SAGE Spain facilitated teleworking as soon as the CAM closed the schools. Then to all the other employees. It has also offered free remote access to customers and training aids to make #quedateencasa (#stayathome) possible for everyone.
Puleva helps bringing coffee to all health personnel in all Spanish hospitals.
Pronovias has donated wedding dresses to health center staff.
Lemme´s, in Madrid, collaborates by bringing snacks to hospitals, and people who need it. And they do it daily.
Postural Fit does every day direct postural training for kids, teens, adults, and seniors.
Mango will donate and distribute two million masks through its own logistics among the different hospitals in Spain, many of which are in shortage of essential medical supplies to carry out their heroic work.
The distribution will be made following the instructions of the Ministry of Health.
Inditex announced that it has made all of its logistics, supply and commercial management capacity available to the Government, especially from China, to meet the emergency needs, both for medical and textile materials, that are currently needed. Plus the donation of 300 thousand protective surgeries.
In Spain, Pernod Ricard, Nivea, González Byass and Bacardi give plants to make disinfectants against the coronavirus.
In a collaborative compilation, some 40 examples of freelancers and small, medium and large companies that are making a difference these days; here: https://twitter.com/AndyStalman/status/1240710712315576320
After the coronavirus, what?
For brands, adopting a new paradigm of commitment, responsibility, empathy and agility means starting to set foot in tomorrow. And above all, be generous. That is what people will remember when this is over. And no company has become poor for giving.
At some point in the future, I imagine consumers, clients or citizens asking brands that sell themselves as ‘purpose’ brands: What did YOU do during the COVID-19 crisis?

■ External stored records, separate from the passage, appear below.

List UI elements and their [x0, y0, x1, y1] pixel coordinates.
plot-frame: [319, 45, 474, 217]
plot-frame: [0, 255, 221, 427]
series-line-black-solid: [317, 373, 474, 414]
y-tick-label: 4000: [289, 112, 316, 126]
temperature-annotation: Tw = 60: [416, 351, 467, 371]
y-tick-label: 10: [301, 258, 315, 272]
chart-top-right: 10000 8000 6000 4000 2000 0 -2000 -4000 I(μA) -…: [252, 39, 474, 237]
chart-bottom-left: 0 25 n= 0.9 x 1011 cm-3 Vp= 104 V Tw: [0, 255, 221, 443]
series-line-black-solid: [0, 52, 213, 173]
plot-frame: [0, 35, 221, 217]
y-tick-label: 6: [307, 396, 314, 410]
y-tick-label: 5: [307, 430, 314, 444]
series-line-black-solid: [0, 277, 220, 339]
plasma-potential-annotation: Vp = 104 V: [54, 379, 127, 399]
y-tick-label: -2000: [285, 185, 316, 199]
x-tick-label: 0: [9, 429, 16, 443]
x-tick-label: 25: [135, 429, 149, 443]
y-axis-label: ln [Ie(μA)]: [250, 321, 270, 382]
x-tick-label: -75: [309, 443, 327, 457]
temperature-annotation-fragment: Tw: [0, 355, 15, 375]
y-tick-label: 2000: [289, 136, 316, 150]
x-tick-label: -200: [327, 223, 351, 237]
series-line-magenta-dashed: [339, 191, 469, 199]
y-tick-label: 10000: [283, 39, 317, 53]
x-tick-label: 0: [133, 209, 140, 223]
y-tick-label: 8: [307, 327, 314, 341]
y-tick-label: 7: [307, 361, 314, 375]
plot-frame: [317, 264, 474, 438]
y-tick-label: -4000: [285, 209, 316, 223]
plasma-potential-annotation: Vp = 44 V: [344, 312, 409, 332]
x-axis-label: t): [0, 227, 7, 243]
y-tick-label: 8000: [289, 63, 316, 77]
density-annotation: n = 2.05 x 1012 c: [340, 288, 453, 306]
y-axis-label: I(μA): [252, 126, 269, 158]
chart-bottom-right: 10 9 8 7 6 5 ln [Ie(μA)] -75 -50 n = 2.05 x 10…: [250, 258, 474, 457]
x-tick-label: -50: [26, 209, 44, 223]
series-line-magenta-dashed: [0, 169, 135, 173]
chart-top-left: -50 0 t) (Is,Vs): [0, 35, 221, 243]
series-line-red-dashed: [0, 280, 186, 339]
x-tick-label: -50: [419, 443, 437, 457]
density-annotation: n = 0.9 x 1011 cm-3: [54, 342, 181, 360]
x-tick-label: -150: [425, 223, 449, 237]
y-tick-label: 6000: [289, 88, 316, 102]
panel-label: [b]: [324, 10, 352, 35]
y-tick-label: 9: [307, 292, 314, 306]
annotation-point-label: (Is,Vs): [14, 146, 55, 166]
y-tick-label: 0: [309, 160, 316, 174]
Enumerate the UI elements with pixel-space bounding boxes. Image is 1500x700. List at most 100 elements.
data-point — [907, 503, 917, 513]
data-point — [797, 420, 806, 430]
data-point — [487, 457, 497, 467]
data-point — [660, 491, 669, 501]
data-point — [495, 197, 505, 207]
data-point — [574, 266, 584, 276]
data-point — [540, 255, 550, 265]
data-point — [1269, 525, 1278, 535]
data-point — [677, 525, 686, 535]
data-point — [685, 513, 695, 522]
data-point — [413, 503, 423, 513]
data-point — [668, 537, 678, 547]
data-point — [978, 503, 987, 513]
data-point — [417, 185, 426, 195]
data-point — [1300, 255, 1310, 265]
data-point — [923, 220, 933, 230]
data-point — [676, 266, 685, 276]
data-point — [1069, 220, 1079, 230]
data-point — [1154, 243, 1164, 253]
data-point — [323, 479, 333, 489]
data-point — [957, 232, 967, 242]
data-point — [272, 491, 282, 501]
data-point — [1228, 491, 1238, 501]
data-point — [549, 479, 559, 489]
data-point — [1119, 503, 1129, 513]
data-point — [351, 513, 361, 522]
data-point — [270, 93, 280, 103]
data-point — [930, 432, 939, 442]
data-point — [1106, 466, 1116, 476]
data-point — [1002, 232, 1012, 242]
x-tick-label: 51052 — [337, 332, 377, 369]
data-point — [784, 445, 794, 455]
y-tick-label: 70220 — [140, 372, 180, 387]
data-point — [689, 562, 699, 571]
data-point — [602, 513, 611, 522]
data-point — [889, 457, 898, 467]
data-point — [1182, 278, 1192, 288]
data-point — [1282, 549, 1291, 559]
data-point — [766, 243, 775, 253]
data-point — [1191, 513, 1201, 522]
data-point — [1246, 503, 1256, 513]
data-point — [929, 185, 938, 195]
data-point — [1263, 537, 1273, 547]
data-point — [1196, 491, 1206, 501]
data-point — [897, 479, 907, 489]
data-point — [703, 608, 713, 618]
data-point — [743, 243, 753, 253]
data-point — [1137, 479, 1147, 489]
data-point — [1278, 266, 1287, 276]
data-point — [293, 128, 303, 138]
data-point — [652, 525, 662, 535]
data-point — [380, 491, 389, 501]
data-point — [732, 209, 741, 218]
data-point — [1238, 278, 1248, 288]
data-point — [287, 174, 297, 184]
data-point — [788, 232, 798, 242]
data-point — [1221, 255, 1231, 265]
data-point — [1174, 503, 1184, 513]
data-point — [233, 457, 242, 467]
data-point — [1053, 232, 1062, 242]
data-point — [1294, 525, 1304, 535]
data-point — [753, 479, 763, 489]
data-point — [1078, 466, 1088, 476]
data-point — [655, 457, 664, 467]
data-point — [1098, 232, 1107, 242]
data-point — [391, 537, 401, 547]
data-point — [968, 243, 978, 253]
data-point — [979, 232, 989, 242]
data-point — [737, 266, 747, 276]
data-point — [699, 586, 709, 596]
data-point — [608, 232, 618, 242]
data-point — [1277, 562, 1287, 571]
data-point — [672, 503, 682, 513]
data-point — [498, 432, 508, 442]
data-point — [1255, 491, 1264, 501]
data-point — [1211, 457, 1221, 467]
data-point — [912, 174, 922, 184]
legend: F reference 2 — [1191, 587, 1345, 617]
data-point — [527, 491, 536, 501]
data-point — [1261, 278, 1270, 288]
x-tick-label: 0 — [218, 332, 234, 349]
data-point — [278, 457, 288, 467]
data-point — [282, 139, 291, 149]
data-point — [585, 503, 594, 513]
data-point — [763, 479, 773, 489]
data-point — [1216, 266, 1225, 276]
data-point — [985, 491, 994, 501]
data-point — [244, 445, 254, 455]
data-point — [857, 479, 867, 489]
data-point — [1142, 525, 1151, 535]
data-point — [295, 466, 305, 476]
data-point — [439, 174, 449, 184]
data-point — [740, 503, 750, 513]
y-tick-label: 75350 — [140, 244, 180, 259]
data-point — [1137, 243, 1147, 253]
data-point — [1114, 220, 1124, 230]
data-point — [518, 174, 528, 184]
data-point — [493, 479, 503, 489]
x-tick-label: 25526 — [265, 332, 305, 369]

Those that have made something will be favored with the time, attention and affection of the clients.
Learning to listen.
Finishing his speech at TED, Bill Gates finished by saying, “Now I don’t have an exact budget for what this would cost, but I’m pretty sure it’s very modest compared to the potential damage. The World Bank estimates that if we have a global flu epidemic, global wealth will shrink by more than $ 3,000,000,000,000 and we will have millions upon millions of deaths. These investments offer significant benefits beyond being prepared for the epidemic. Primary health care, R&D; Those things would reduce global health equity and make the world fairer and safer.
So I think this should absolutely be a priority. There is no need to panic. We don’t have to rack up cans of spaghetti or go down to the basement. But we have to get going, because time is not on our side.”
And we didn’t listen to him. Although time, five years!, was on our side.